A Policy Proposal for US Manufacturing, and the Economy: Don't Raise the Federal Funds Rate

Doug Irwin shared a nice article in the WSJ which makes a nice point that trade deficits, by themselves, don't imply that trade is unfair. It's a good article. Here is one part: 

The Trump team is correct in believing that sometimes trade imbalances reflect government tampering, though in the capital markets. Messrs. Gagnon and Bergsten found that countries who buy foreign currency to suppress the value of their own tend to have larger trade surpluses. 
In the past Chinese currency intervention and tight controls on capital inflows kept the yuan artificially cheap and its trade surpluses inflated. Brad Setser of the Council on Foreign Relations says Taiwan and South Korea have held down their currencies via currency intervention and by encouraging domestic investors to buy foreign assets and discouraging foreign investors from buying domestic assets.
These actions are legitimate cause for complaint. Yet finding an effective deterrent has eluded previous presidents and it’s not clear what Mr. Trump can do differently. Punishing China for manipulating its currency makes less sense now that China is trying to prop it up, rather than push it down as in the past.

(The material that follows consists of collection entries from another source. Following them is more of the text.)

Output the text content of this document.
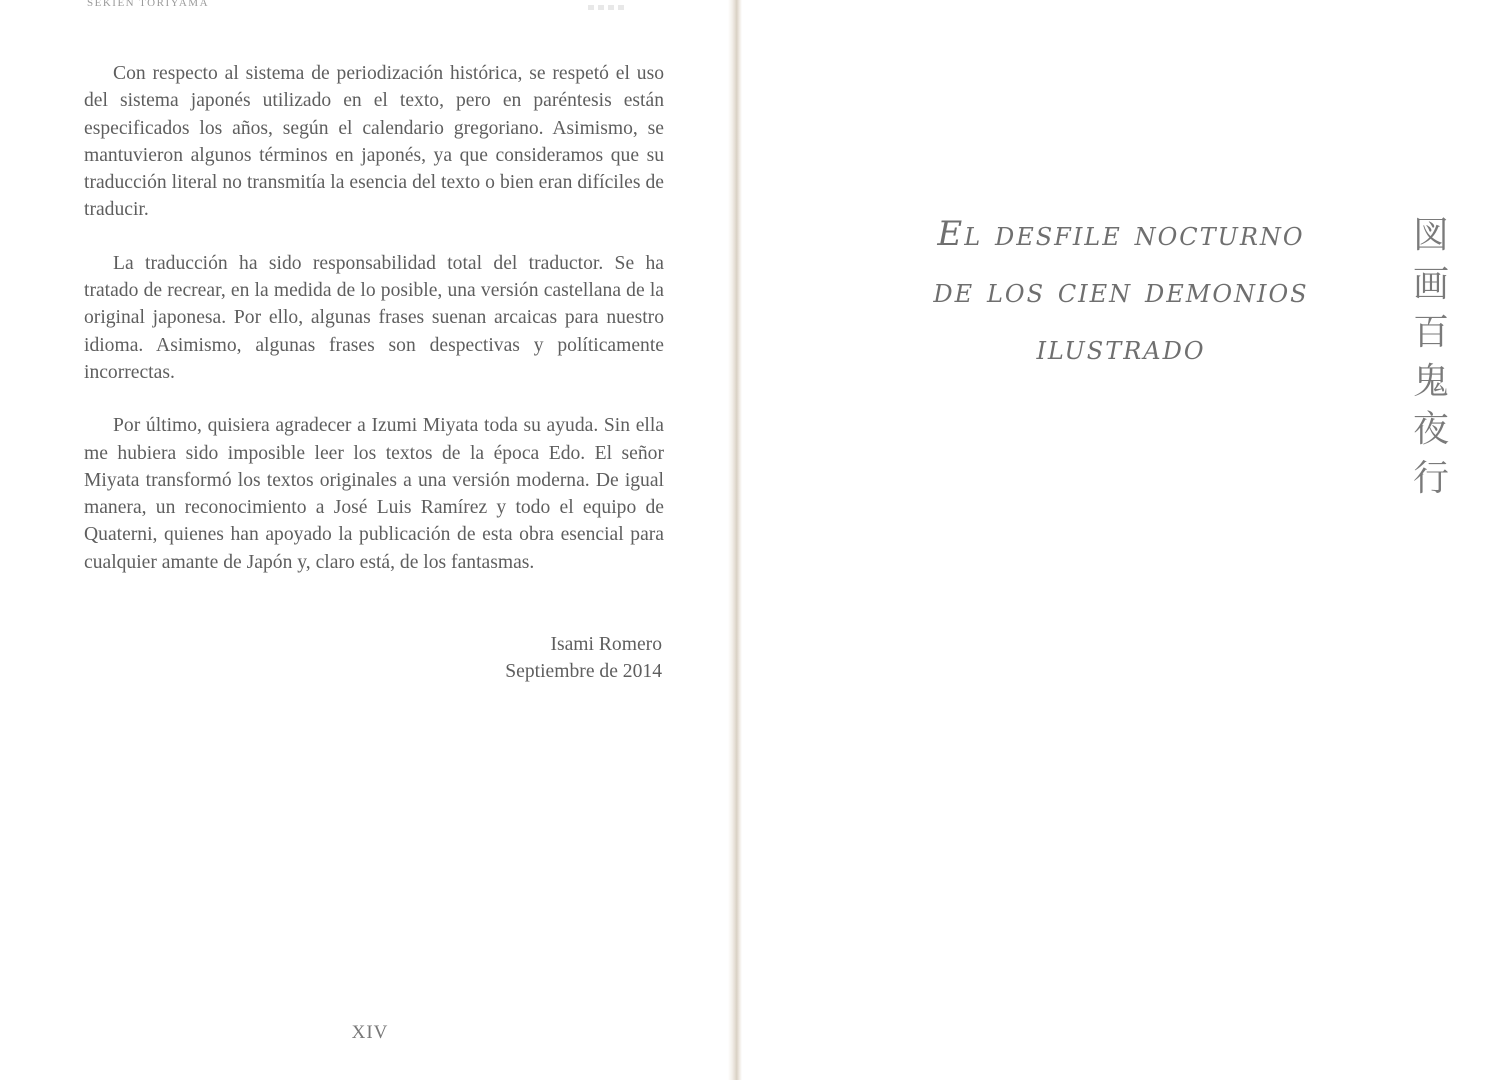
SEKIEN TORIYAMA

Con respecto al sistema de periodización histórica, se respetó el uso del sistema japonés utilizado en el texto, pero en paréntesis están especificados los años, según el calendario gregoriano. Asimismo, se mantuvieron algunos términos en japonés, ya que consideramos que su traducción literal no transmitía la esencia del texto o bien eran difíciles de traducir.

La traducción ha sido responsabilidad total del traductor. Se ha tratado de recrear, en la medida de lo posible, una versión castellana de la original japonesa. Por ello, algunas frases suenan arcaicas para nuestro idioma. Asimismo, algunas frases son despectivas y políticamente incorrectas.

Por último, quisiera agradecer a Izumi Miyata toda su ayuda. Sin ella me hubiera sido imposible leer los textos de la época Edo. El señor Miyata transformó los textos originales a una versión moderna. De igual manera, un reconocimiento a José Luis Ramírez y todo el equipo de Quaterni, quienes han apoyado la publicación de esta obra esencial para cualquier amante de Japón y, claro está, de los fantasmas.

Isami Romero
Septiembre de 2014
XIV
El desfile nocturno
de los cien demonios
ilustrado
図
画
百
鬼
夜
行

Let me offer a solution, that happens to cure other, perhaps more serious problems with the economy. The Fed should simply not raise interest rates as it is doing. In fact, it should probably be cutting them. If it did, the dollar will fall, and this will help manufacturing and help the trade balance. It would help the US move back toward its long-run growth path, and help inflation move up to its ostensible target. Unemployment is now low, and while it isn't crazy to think the Fed should raise interest rates, the Fed should transition to a 3% (or 4%) inflation target to make future zero lower bound episodes more unlikely, and they should treat that target symmetrically. This is a simple pro-trade and pro-manufacturing policy that will anger almost no one and actually be good for the rest of the world economy, as it will spur faster growth. Manufacturing employment will grow on two counts -- one from faster growth, and a second from a weaker dollar. This is the obvious play to help manufacturing, and what I pushed for when I worked in the Obama administration.